Reduction of the Pareto Set in Bicriteria Asymmetric Traveling Salesman Problem
This work addresses the problem of wide Pareto sets in multicriteria optimization for researchers and practitioners in operations research, but it is incremental as it builds on existing axiomatic methods.
The paper tackles the bicriteria asymmetric traveling salesman problem by applying an axiomatic approach to reduce the Pareto set, using a new multi-objective genetic algorithm for approximation, and experimentally shows the degree of reduction for various information quanta and instance structures.
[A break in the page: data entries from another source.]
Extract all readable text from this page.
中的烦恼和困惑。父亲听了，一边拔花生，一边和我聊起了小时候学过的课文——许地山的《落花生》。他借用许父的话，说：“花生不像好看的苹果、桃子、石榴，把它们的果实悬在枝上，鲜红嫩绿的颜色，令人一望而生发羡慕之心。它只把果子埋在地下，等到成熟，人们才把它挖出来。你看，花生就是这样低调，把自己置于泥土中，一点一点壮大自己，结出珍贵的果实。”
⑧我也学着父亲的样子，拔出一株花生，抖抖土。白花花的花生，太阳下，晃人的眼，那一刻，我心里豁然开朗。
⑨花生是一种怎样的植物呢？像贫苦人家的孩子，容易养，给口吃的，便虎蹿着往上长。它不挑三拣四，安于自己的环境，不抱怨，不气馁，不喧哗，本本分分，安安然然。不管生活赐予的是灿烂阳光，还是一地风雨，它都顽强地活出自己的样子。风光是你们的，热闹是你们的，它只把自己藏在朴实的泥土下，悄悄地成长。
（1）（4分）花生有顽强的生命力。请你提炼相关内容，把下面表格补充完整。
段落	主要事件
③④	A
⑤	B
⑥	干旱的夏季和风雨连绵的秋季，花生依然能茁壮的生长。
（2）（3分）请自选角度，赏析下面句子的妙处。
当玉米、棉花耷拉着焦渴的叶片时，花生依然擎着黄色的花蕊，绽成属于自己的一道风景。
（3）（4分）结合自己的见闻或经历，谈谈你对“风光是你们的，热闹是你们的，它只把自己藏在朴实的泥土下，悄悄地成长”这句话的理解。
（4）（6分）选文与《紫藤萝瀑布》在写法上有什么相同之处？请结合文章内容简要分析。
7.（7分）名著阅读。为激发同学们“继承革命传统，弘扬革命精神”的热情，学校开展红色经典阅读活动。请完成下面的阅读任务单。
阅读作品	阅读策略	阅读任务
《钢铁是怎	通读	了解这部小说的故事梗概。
We consider the bicriteria asymmetric traveling salesman problem (bi-ATSP). Optimal solution to a multicriteria problem is usually supposed to be the Pareto set, which is rather wide in real-world problems. We apply to the bi-ATSP the axiomatic approach of the Pareto set reduction proposed by V. Noghin. We identify series of "quanta of information" that guarantee the reduction of the Pareto set for particular cases of the bi-ATSP. An approximation of the Pareto set to the bi-ATSP is constructed by a new multi-objective genetic algorithm. The experimental evaluation carried out in this paper shows the degree of reduction of the Pareto set approximation for various "quanta of information" and various structures of the bi-ATSP instances generated randomly.